Today, much of that enthusiasm seems to have dissipated. Piramal Enterprises Vice-chairperson Swati Piramal recently told Reuters that the group has "lost the India advantage". The only option left, she said, was to invest in R&D abroad. 

The trend has already begun. Indian companies that want to expand beyond generic medicine are investing in R&D capabilities abroad. Lupin is setting up two R&D units in the United States. Cipla has said that it will invest about Rs 1,000 crore in Britain to develop drugs for respiratory- and oncology-related diseases.

Sun Pharma, India's largest drug maker, in July bought Pharmalucence in the United States, which has sterile injectable capacity there, "supported by strong R&D capabilities".

Others like Dr Reddy's Laboratories, too, are known to be looking at similar acquisitions overseas. Carrying out research abroad is expensive, yet Indian companies are choosing to do that because of the better ecosystem there. 

Drug makers complain that there is too much red tape in India. The complaint does have an element of truth. The Supreme Court last year directed the Union health ministry to review 157 clinical trials approved by the Central Drug Standard Control Organization after allegations of irregularity in the approval process surfaced, and banned clinical trials for all new chemical entities unless they were personally vetted and cleared by the health secretary.

This has considerably slowed the approval process. Some rules get in the way, too. For instance, the one on video-graphing all clinical trials has made R&D on female contraceptives very difficult.

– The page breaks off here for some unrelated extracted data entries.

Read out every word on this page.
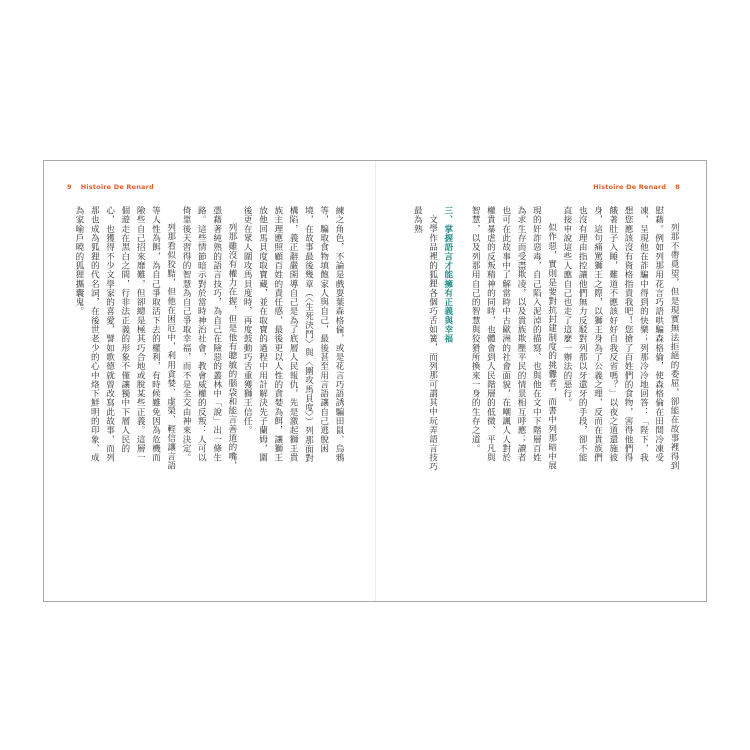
9 Histoire De Renard

練之角色，不論是戲耍葉森格倫，或是花言巧語誘騙田鼠、烏鴉等，騙取食物填飽家人與自己，最後甚至用言語讓自己逃脫困境，在故事最後幾章（〈生死決鬥〉與〈圍攻馬貝度〉）列那面對構陷，義正辭嚴開導自己是為了底層人民報仇，先是激起獅王貴族主理應照顧百姓的責任感，最後更以人性的貪婪為餌，讓獅王放他回馬貝度取寶藏，並在取寶的過程中用計解決先子蘭姆，圍後更在眾人圍攻馬貝度時，再度鼓動巧舌重獲獅王信任。

列那雖沒有權力在握，但是他有聰敏的腦袋和能言善道的嘴，憑藉著純熟的語言技巧，為自己在險惡的叢林中「說」出一條生路。這些情節暗示對於當時神治社會，教會威權的反叛：人可以倚靠後天習得的智慧為自己爭取幸福，而不是全交由神來決定。

列那看似狡黠，但他在困厄中，利用貪婪、虛榮、輕信讓言語等人性為餌，為自己爭取活下去的權利，有時候雖免因為危機而險些自己招來靡難，但卻總是極其巧合地或脫某些正義。這層一個遊走在黑白之間，行非法正義的形象不僅讓獨中下層人民的心，也獲得不少文學家的喜愛，譬如歌德就曾改寫此故事，而列那也成為狐狸的代名詞，在後世老少的心中烙下鮮明的印象，成為家喻戶曉的狐狸攜囊鬼。

Histoire De Renard 8

列那不帶覓望，但是現實無法拒絕的委屈，卻能在故事裡得到慰藉。例如列那用花言巧語哄騙森格倫，使森格倫在田間冷凍受凍，呈現他在詐騙中得到的快樂；列那冷冷地回答：「陛下，我想您應該沒有資格指責我吧！您搶了百姓們的食物，害得他們得餓著肚子入睡，難道不應該好好自我反省嗎？」以夜之道還施彼身，這句痛罵獅王之際，以獅王身為了公義之理，反而在貴族們也沒有理由指控讓他們無力反駁對列那以牙還牙的手段，卻不能直接申說這些人應自己也走了這麼一辦法的惡行。

似作惡，實則是要對抗封建制度的挑釁者，而書中列那暗中展現的奸詐惡毒，自己陷入泥淖的描寫、也與他在文中下階層百姓為求生存而受盡欺凌，以及貴族欺壓平民的情景相互呼應；讀者也可在此故事中了解當時中古歐洲的社會面貌，在嘲諷人人對於權貴暴虐的反叛精神的同時，也體會到人民階層的低微、平凡與智慧，以及列那用自己的智慧與狡猾所換來一身的生存之道。

三、掌握語言才能擁有正義與幸福

文學作品裡的狐狸各個巧舌如簧，而列那可謂其中玩弄語言技巧最為熟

Stringent guidelines are required, but they should be transparent and well thought-through - and a decision should come within a specific time frame. In the United States, it takes 28 days to get all approvals for a clinical trial; in India, it could take well over a year.

The other deterrent is the growing ambit of price control. A lot of R&D money goes into developing novel drug-delivery systems, which result in better medication.

For instance, it has been seen that moving from three pills of a medicine a day to one improves compliance. But a company that develops such a delivery system may find that the molecule is under price control, and there is no way it can recover the cost of developing the new delivery system. This acts as a huge disincentive for R&D.

India needs more drug research. It is home to a host of tropical diseases that do not interest global drug makers; that R&D has to come from within the country. But unless the government gets its act together, domestic drug development will not happen.